Stuart has won two Grammy Awards and has been nominated for four others.

==Other endeavors==
Stuart and Will McGinniss of Audio Adrenaline started a project called Know Hope Collective. The project features musicians that sing worship songs and present testimonies.

===Missionary work===
Stuart has visited Haiti consistently to help with missionary efforts. Stuart and McGinniss started the Hands and Feet Project, a nonprofit charity that funds orphanages in Haiti, in 2003.

On January 12, 2010, Stuart, his parents, and his wife Aegis were working at the Hands and Feet Project in Jacmel, Haiti when the earthquake struck Port-au-Prince.

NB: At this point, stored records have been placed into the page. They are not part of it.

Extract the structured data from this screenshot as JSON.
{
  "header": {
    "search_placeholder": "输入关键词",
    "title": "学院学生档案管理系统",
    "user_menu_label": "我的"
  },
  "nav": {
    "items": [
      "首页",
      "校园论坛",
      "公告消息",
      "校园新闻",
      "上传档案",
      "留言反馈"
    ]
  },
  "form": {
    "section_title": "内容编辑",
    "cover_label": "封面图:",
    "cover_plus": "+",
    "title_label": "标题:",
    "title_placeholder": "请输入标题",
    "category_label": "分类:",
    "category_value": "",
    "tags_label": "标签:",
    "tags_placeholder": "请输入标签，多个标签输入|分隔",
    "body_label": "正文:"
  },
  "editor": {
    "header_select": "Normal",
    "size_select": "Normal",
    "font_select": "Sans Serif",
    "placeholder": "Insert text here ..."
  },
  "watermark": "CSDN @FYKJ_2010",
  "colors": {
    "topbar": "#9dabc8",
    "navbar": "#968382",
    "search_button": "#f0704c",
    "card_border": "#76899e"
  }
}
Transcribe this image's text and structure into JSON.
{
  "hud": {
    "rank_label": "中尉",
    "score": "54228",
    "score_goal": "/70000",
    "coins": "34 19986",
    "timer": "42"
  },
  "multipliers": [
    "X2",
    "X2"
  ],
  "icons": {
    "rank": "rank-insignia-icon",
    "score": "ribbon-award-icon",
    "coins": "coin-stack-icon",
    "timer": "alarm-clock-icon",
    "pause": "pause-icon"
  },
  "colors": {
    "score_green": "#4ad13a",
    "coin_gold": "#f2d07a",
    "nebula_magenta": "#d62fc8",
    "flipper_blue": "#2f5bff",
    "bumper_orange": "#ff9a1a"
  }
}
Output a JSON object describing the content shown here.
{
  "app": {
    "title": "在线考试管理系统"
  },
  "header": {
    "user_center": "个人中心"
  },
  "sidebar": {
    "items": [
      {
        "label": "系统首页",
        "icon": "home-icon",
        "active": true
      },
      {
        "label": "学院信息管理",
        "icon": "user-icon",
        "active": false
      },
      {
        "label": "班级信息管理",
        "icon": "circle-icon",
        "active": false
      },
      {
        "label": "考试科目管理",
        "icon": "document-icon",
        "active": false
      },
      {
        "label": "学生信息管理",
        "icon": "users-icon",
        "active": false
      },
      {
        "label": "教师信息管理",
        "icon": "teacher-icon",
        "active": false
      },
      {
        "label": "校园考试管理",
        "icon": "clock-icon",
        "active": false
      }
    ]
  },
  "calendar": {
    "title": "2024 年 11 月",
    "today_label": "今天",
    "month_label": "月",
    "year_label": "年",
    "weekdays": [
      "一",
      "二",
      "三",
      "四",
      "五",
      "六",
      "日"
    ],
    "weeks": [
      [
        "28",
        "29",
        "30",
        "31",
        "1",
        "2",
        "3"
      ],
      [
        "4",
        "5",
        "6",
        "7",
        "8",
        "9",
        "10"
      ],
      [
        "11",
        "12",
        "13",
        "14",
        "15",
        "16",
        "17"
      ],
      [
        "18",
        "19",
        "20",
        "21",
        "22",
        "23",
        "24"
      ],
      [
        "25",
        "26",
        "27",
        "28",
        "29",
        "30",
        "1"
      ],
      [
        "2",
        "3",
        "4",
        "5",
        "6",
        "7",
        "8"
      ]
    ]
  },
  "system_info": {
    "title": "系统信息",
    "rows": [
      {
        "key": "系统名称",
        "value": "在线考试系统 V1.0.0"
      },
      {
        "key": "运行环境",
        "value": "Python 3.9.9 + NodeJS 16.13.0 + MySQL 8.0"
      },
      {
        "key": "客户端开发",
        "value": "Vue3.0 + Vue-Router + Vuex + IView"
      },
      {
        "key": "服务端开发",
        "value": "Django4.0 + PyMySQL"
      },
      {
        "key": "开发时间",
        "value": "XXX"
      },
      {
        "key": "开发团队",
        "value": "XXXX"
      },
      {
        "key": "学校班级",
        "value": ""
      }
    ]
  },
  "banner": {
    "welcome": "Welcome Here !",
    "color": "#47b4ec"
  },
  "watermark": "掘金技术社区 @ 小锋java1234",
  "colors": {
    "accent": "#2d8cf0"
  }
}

None at the Project were injured by the quake, and Stuart was interviewed by media outlets such as CNN, MSNBC and BBC, among others. He assisted with relief efforts in Jacmel until returning to the U.S. on January 22, when he continued to assist by raising funds through continued coordination of relief efforts and organization of benefit concerts.

==Personal life==
Stuart married Kerri McKeehan, sister of TobyMac, in 1995. The two later divorced. He and his second wife, Aegis, have two adopted children originally from Haiti.